Saturday, January 22, 2011

Google Co-founder Page Takes Over Again as CEO But Can Google Make Any Deals?


Last Thursday Google co-founder Larry Page was named CEO again to replace Eric Schmidt in April in order to make the search giant more nimble against fierce competitors such as Groupon and Facebook. Typically, a company of Google’s size would get itself into layers of bureaucracy resulting in slow decision making, layered management and scarce innovation. This is how Microsoft got itself into a stagnant technology behemoth of the last decade.

The record of technology company founders who later take on the CEO role is mixed. Mr. Jobs revived then-foundering Apple when he became its CEO in 1997 and has since propelled it to become the world's most innovative technology firm. Others who have tried to pull off the same feat have stumbled. Yahoo Inc. co-founder Jerry Yang led the company between 2007 and 2009, but handed the reins over to current CEO Carol Bartz. Michael Dell, who returned to turn around Dell Inc. in 2007, is still in the process of revitalizing the personal computer company.

According to Google’s official blog, Schmidt will stay as Executive Chairman focusing externally, on the deals, partnerships, customers and broader business relationships, government outreach and technology thought leadership that are increasingly important given Google’s global reach; and internally as an advisor to Larry and Sergey.


Since the middle of 2009, Mr. Schmidt has steered Google into a number of acquisitions such as the $750 million acquisition of AdMob and the $228 million deal for Slide.comBut more recently all of Google’s acquisition efforts have gone south, however. The company is reportedly running into antitrust trouble in its $700 million deal for the online travel company ITA. And Google failed miserably in its attempt to buy the social buying site Groupon for a staggering $6 billion, in what would have been the company’s biggest-ever transaction.

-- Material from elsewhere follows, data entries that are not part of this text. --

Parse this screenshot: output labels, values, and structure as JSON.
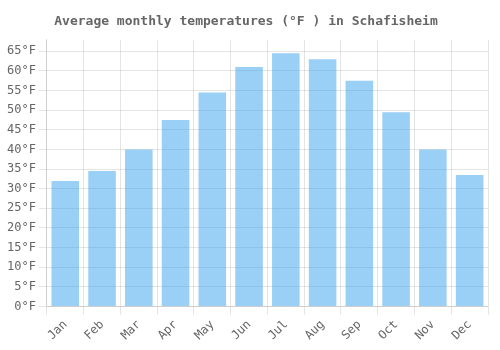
{
  "chart_data": {
    "type": "bar",
    "title": "Average monthly temperatures (°F ) in Schafisheim",
    "categories": [
      "Jan",
      "Feb",
      "Mar",
      "Apr",
      "May",
      "Jun",
      "Jul",
      "Aug",
      "Sep",
      "Oct",
      "Nov",
      "Dec"
    ],
    "values": [
      32,
      34.5,
      40,
      47.5,
      54.5,
      61,
      64.5,
      63,
      57.5,
      49.5,
      40,
      33.5
    ],
    "ylim": [
      0,
      68
    ],
    "yticks": [
      {
        "value": 0,
        "label": "0°F"
      },
      {
        "value": 5,
        "label": "5°F"
      },
      {
        "value": 10,
        "label": "10°F"
      },
      {
        "value": 15,
        "label": "15°F"
      },
      {
        "value": 20,
        "label": "20°F"
      },
      {
        "value": 25,
        "label": "25°F"
      },
      {
        "value": 30,
        "label": "30°F"
      },
      {
        "value": 35,
        "label": "35°F"
      },
      {
        "value": 40,
        "label": "40°F"
      },
      {
        "value": 45,
        "label": "45°F"
      },
      {
        "value": 50,
        "label": "50°F"
      },
      {
        "value": 55,
        "label": "55°F"
      },
      {
        "value": 60,
        "label": "60°F"
      },
      {
        "value": 65,
        "label": "65°F"
      }
    ],
    "grid": true
  }
}
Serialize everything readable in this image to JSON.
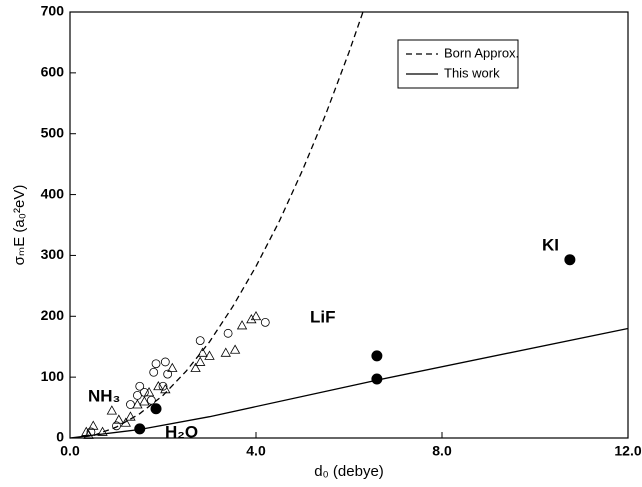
{
  "chart_data": {
    "type": "scatter",
    "xlabel": "d₀ (debye)",
    "ylabel": "σₘE (a₀²eV)",
    "xlim": [
      0,
      12
    ],
    "ylim": [
      0,
      700
    ],
    "xticks": [
      {
        "value": 0,
        "label": "0.0"
      },
      {
        "value": 4,
        "label": "4.0"
      },
      {
        "value": 8,
        "label": "8.0"
      },
      {
        "value": 12,
        "label": "12.0"
      }
    ],
    "yticks": [
      0,
      100,
      200,
      300,
      400,
      500,
      600,
      700
    ],
    "legend": "upper right",
    "series": [
      {
        "name": "Born Approx.",
        "mode": "line",
        "dash": true,
        "color": "#000000",
        "x": [
          0.3,
          0.5,
          1,
          1.5,
          2,
          2.5,
          3,
          3.5,
          4,
          4.5,
          5,
          5.5,
          6,
          6.3
        ],
        "values": [
          2,
          4,
          18,
          40,
          70,
          110,
          158,
          216,
          282,
          356,
          440,
          532,
          634,
          700
        ]
      },
      {
        "name": "This work",
        "mode": "line",
        "dash": false,
        "color": "#000000",
        "x": [
          0,
          1.5,
          3,
          6.6,
          12
        ],
        "values": [
          0,
          14,
          35,
          95,
          180
        ]
      },
      {
        "mode": "markers",
        "marker": "circle-open",
        "color": "#000000",
        "x": [
          0.45,
          1.0,
          1.3,
          1.45,
          1.5,
          1.6,
          1.75,
          1.8,
          1.85,
          2.0,
          2.05,
          2.1,
          2.8,
          3.4,
          4.2
        ],
        "values": [
          10,
          20,
          55,
          70,
          85,
          75,
          62,
          108,
          122,
          85,
          125,
          105,
          160,
          172,
          190
        ]
      },
      {
        "mode": "markers",
        "marker": "triangle-open",
        "color": "#000000",
        "x": [
          0.35,
          0.4,
          0.5,
          0.7,
          0.9,
          1.05,
          1.2,
          1.3,
          1.45,
          1.6,
          1.7,
          1.9,
          2.05,
          2.2,
          2.7,
          2.8,
          2.85,
          3.0,
          3.35,
          3.55,
          3.7,
          3.9,
          4.0
        ],
        "values": [
          10,
          5,
          20,
          10,
          45,
          30,
          25,
          35,
          55,
          60,
          75,
          85,
          80,
          115,
          115,
          125,
          140,
          135,
          140,
          145,
          185,
          195,
          200
        ]
      },
      {
        "mode": "markers",
        "marker": "circle-filled",
        "color": "#000000",
        "x": [
          1.5,
          1.85,
          6.6,
          6.6,
          10.75
        ],
        "values": [
          15,
          48,
          97,
          135,
          293
        ]
      }
    ],
    "annotations": [
      "NH₃",
      "H₂O",
      "LiF",
      "KI"
    ]
  }
}
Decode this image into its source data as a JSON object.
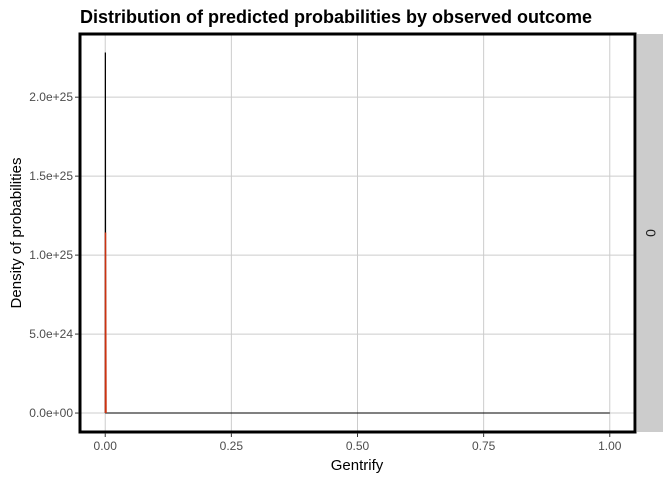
{
  "chart_data": {
    "type": "line",
    "title": "Distribution of predicted probabilities by observed outcome",
    "xlabel": "Gentrify",
    "ylabel": "Density of probabilities",
    "xlim": [
      -0.05,
      1.05
    ],
    "ylim": [
      -1.2e+24,
      2.4e+25
    ],
    "x_ticks": [
      0,
      0.25,
      0.5,
      0.75,
      1.0
    ],
    "x_tick_labels": [
      "0.00",
      "0.25",
      "0.50",
      "0.75",
      "1.00"
    ],
    "y_ticks": [
      0,
      5e+24,
      1e+25,
      1.5e+25,
      2e+25
    ],
    "y_tick_labels": [
      "0.0e+00",
      "5.0e+24",
      "1.0e+25",
      "1.5e+25",
      "2.0e+25"
    ],
    "grid": true,
    "facet_label": "0",
    "series": [
      {
        "color": "#000000",
        "points": [
          [
            0,
            0
          ],
          [
            0.0,
            2.28e+25
          ],
          [
            0.0005,
            2.28e+25
          ],
          [
            0.001,
            0
          ],
          [
            1.0,
            0
          ]
        ]
      },
      {
        "color": "#cc3311",
        "points": [
          [
            0.0,
            0
          ],
          [
            0.0,
            1.14e+25
          ],
          [
            0.001,
            1.14e+25
          ],
          [
            0.002,
            0
          ]
        ]
      }
    ]
  }
}
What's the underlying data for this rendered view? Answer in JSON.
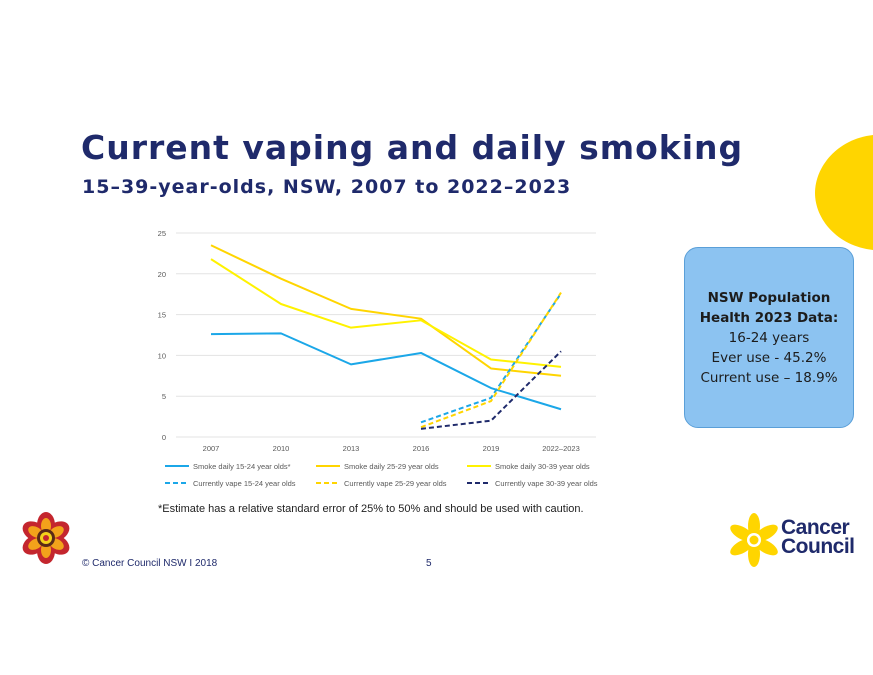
{
  "slide": {
    "title": "Current vaping and daily smoking",
    "subtitle": "15–39-year-olds, NSW, 2007 to 2022–2023",
    "footnote": "*Estimate has a relative standard error of 25% to 50% and should be used with caution.",
    "footer": "© Cancer Council NSW   I   2018",
    "page_number": "5",
    "brand_colors": {
      "navy": "#1f2a6b",
      "yellow": "#ffd500",
      "callout_bg": "#8cc3f1"
    }
  },
  "callout": {
    "heading_line1": "NSW Population",
    "heading_line2": "Health 2023 Data:",
    "line1": "16-24 years",
    "line2": "Ever use - 45.2%",
    "line3": "Current use – 18.9%"
  },
  "logo": {
    "cancer_council_line1": "Cancer",
    "cancer_council_line2": "Council"
  },
  "chart_data": {
    "type": "line",
    "categories": [
      "2007",
      "2010",
      "2013",
      "2016",
      "2019",
      "2022–2023"
    ],
    "ylim": [
      0,
      25
    ],
    "yticks": [
      0,
      5,
      10,
      15,
      20,
      25
    ],
    "grid": true,
    "legend_position": "bottom",
    "series": [
      {
        "name": "Smoke daily 15-24 year olds*",
        "color": "#1ba7e8",
        "dash": false,
        "values": [
          12.6,
          12.7,
          8.9,
          10.3,
          6.0,
          3.4
        ]
      },
      {
        "name": "Smoke daily 25-29 year olds",
        "color": "#ffd500",
        "dash": false,
        "values": [
          23.5,
          19.4,
          15.7,
          14.5,
          8.4,
          7.5
        ]
      },
      {
        "name": "Smoke daily 30-39 year olds",
        "color": "#fff200",
        "dash": false,
        "values": [
          21.8,
          16.3,
          13.4,
          14.3,
          9.5,
          8.6
        ]
      },
      {
        "name": "Currently vape 15-24 year olds",
        "color": "#1ba7e8",
        "dash": true,
        "values": [
          null,
          null,
          null,
          1.8,
          4.8,
          17.6
        ]
      },
      {
        "name": "Currently vape 25-29 year olds",
        "color": "#ffd500",
        "dash": true,
        "values": [
          null,
          null,
          null,
          1.2,
          4.4,
          17.7
        ]
      },
      {
        "name": "Currently vape 30-39 year olds",
        "color": "#1f2a6b",
        "dash": true,
        "values": [
          null,
          null,
          null,
          1.0,
          2.0,
          10.5
        ]
      }
    ]
  }
}
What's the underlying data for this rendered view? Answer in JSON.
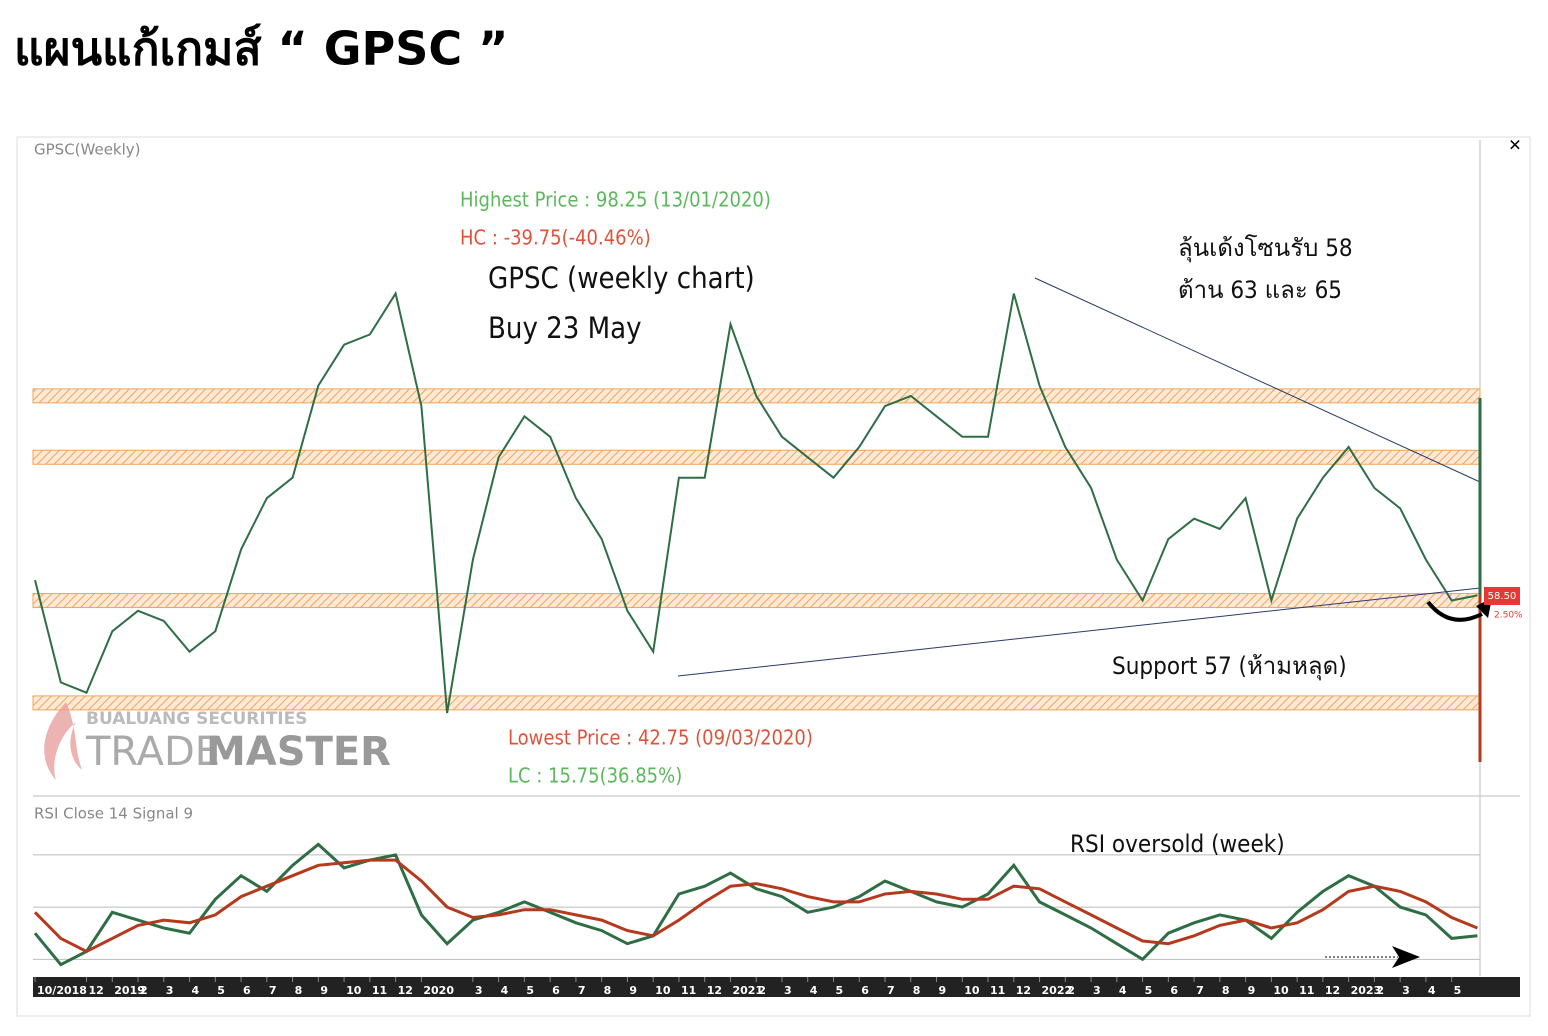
{
  "page_title": "แผนแก้เกมส์ “ GPSC ”",
  "chart_data": [
    {
      "type": "line",
      "panel_title": "GPSC(Weekly)",
      "x": [
        0,
        1,
        2,
        3,
        4,
        5,
        6,
        7,
        8,
        9,
        10,
        11,
        12,
        13,
        14,
        15,
        16,
        17,
        18,
        19,
        20,
        21,
        22,
        23,
        24,
        25,
        26,
        27,
        28,
        29,
        30,
        31,
        32,
        33,
        34,
        35,
        36,
        37,
        38,
        39,
        40,
        41,
        42,
        43,
        44,
        45,
        46,
        47,
        48,
        49,
        50,
        51,
        52,
        53,
        54,
        55,
        56
      ],
      "xlim": [
        0,
        56.1
      ],
      "ylim": [
        39,
        103
      ],
      "series": [
        {
          "color": "#2f6e45",
          "values": [
            60,
            50,
            49,
            55,
            57,
            56,
            53,
            55,
            63,
            68,
            70,
            79,
            83,
            84,
            88,
            77,
            47,
            62,
            72,
            76,
            74,
            68,
            64,
            57,
            53,
            70,
            70,
            85,
            78,
            74,
            72,
            70,
            73,
            77,
            78,
            76,
            74,
            74,
            88,
            79,
            73,
            69,
            62,
            58,
            64,
            66,
            65,
            68,
            58,
            66,
            70,
            73,
            69,
            67,
            62,
            58,
            58.5
          ]
        }
      ],
      "zones": [
        78,
        72,
        58,
        48
      ],
      "last_value": 58.5,
      "last_value_label": "58.50",
      "change_label": "2.50%",
      "annotations": [
        "Highest Price : 98.25 (13/01/2020)",
        "HC : -39.75(-40.46%)",
        "GPSC (weekly chart)",
        "Buy 23 May",
        "ลุ้นเด้งโซนรับ 58",
        "ต้าน  63 และ 65",
        "Support 57 (ห้ามหลุด)",
        "Lowest Price : 42.75 (09/03/2020)",
        "LC : 15.75(36.85%)"
      ],
      "watermark": [
        "BUALUANG SECURITIES",
        "TRADE",
        "MASTER"
      ]
    },
    {
      "type": "line",
      "panel_title": "RSI Close 14 Signal 9",
      "x": [
        0,
        1,
        2,
        3,
        4,
        5,
        6,
        7,
        8,
        9,
        10,
        11,
        12,
        13,
        14,
        15,
        16,
        17,
        18,
        19,
        20,
        21,
        22,
        23,
        24,
        25,
        26,
        27,
        28,
        29,
        30,
        31,
        32,
        33,
        34,
        35,
        36,
        37,
        38,
        39,
        40,
        41,
        42,
        43,
        44,
        45,
        46,
        47,
        48,
        49,
        50,
        51,
        52,
        53,
        54,
        55,
        56
      ],
      "xlim": [
        0,
        56.1
      ],
      "ylim": [
        24,
        91
      ],
      "levels": [
        30,
        50,
        70
      ],
      "xticks": [
        {
          "value": 0,
          "label": "10/2018"
        },
        {
          "value": 2,
          "label": "12"
        },
        {
          "value": 3,
          "label": "2019"
        },
        {
          "value": 4,
          "label": "2"
        },
        {
          "value": 5,
          "label": "3"
        },
        {
          "value": 6,
          "label": "4"
        },
        {
          "value": 7,
          "label": "5"
        },
        {
          "value": 8,
          "label": "6"
        },
        {
          "value": 9,
          "label": "7"
        },
        {
          "value": 10,
          "label": "8"
        },
        {
          "value": 11,
          "label": "9"
        },
        {
          "value": 12,
          "label": "10"
        },
        {
          "value": 13,
          "label": "11"
        },
        {
          "value": 14,
          "label": "12"
        },
        {
          "value": 15,
          "label": "2020"
        },
        {
          "value": 17,
          "label": "3"
        },
        {
          "value": 18,
          "label": "4"
        },
        {
          "value": 19,
          "label": "5"
        },
        {
          "value": 20,
          "label": "6"
        },
        {
          "value": 21,
          "label": "7"
        },
        {
          "value": 22,
          "label": "8"
        },
        {
          "value": 23,
          "label": "9"
        },
        {
          "value": 24,
          "label": "10"
        },
        {
          "value": 25,
          "label": "11"
        },
        {
          "value": 26,
          "label": "12"
        },
        {
          "value": 27,
          "label": "2021"
        },
        {
          "value": 28,
          "label": "2"
        },
        {
          "value": 29,
          "label": "3"
        },
        {
          "value": 30,
          "label": "4"
        },
        {
          "value": 31,
          "label": "5"
        },
        {
          "value": 32,
          "label": "6"
        },
        {
          "value": 33,
          "label": "7"
        },
        {
          "value": 34,
          "label": "8"
        },
        {
          "value": 35,
          "label": "9"
        },
        {
          "value": 36,
          "label": "10"
        },
        {
          "value": 37,
          "label": "11"
        },
        {
          "value": 38,
          "label": "12"
        },
        {
          "value": 39,
          "label": "2022"
        },
        {
          "value": 40,
          "label": "2"
        },
        {
          "value": 41,
          "label": "3"
        },
        {
          "value": 42,
          "label": "4"
        },
        {
          "value": 43,
          "label": "5"
        },
        {
          "value": 44,
          "label": "6"
        },
        {
          "value": 45,
          "label": "7"
        },
        {
          "value": 46,
          "label": "8"
        },
        {
          "value": 47,
          "label": "9"
        },
        {
          "value": 48,
          "label": "10"
        },
        {
          "value": 49,
          "label": "11"
        },
        {
          "value": 50,
          "label": "12"
        },
        {
          "value": 51,
          "label": "2023"
        },
        {
          "value": 52,
          "label": "2"
        },
        {
          "value": 53,
          "label": "3"
        },
        {
          "value": 54,
          "label": "4"
        },
        {
          "value": 55,
          "label": "5"
        }
      ],
      "series": [
        {
          "color": "#2f6e45",
          "values": [
            40,
            28,
            33,
            48,
            45,
            42,
            40,
            53,
            62,
            56,
            66,
            74,
            65,
            68,
            70,
            47,
            36,
            45,
            48,
            52,
            48,
            44,
            41,
            36,
            39,
            55,
            58,
            63,
            57,
            54,
            48,
            50,
            54,
            60,
            56,
            52,
            50,
            55,
            66,
            52,
            47,
            42,
            36,
            30,
            40,
            44,
            47,
            45,
            38,
            48,
            56,
            62,
            58,
            50,
            47,
            38,
            39
          ]
        },
        {
          "color": "#b5391c",
          "values": [
            48,
            38,
            33,
            38,
            43,
            45,
            44,
            47,
            54,
            58,
            62,
            66,
            67,
            68,
            68,
            60,
            50,
            46,
            47,
            49,
            49,
            47,
            45,
            41,
            39,
            45,
            52,
            58,
            59,
            57,
            54,
            52,
            52,
            55,
            56,
            55,
            53,
            53,
            58,
            57,
            52,
            47,
            42,
            37,
            36,
            39,
            43,
            45,
            42,
            44,
            49,
            56,
            58,
            56,
            52,
            46,
            42
          ]
        }
      ],
      "annotation": "RSI oversold (week)"
    }
  ]
}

In our opinion, Google will continue to suffer from merger troubles going forward. Convincing founders of an up-and-coming start-up like the next Facebook or Groupon to sell out to a large, bureaucratic firm like Google will be quite difficult. Just like Groupon or Facebook or Zappos, they will always want to make it bigger on their own first. Secondly, with Larry Page, the proud and legendary co-founder, in charge of daily operations such as new product development and technology, any larger acquisition becomes a tough sell internally as it gets in the way of cannibalizing internal efforts to try to put the giant back to its start-up roots. Not to mention, when a technology company full of geek engineers suffers from lack of innovation and commercialization, it becomes virtually impossible for the same group of leaders to acquire a competitor and to smoothly merge with a different culture.

Let’s wait and see how the top management shake-out will play out at Google. Any investors betting on Google to fly high soon with multi-billion dollar acquisitions should watch out how the company executes over the next several quarters first.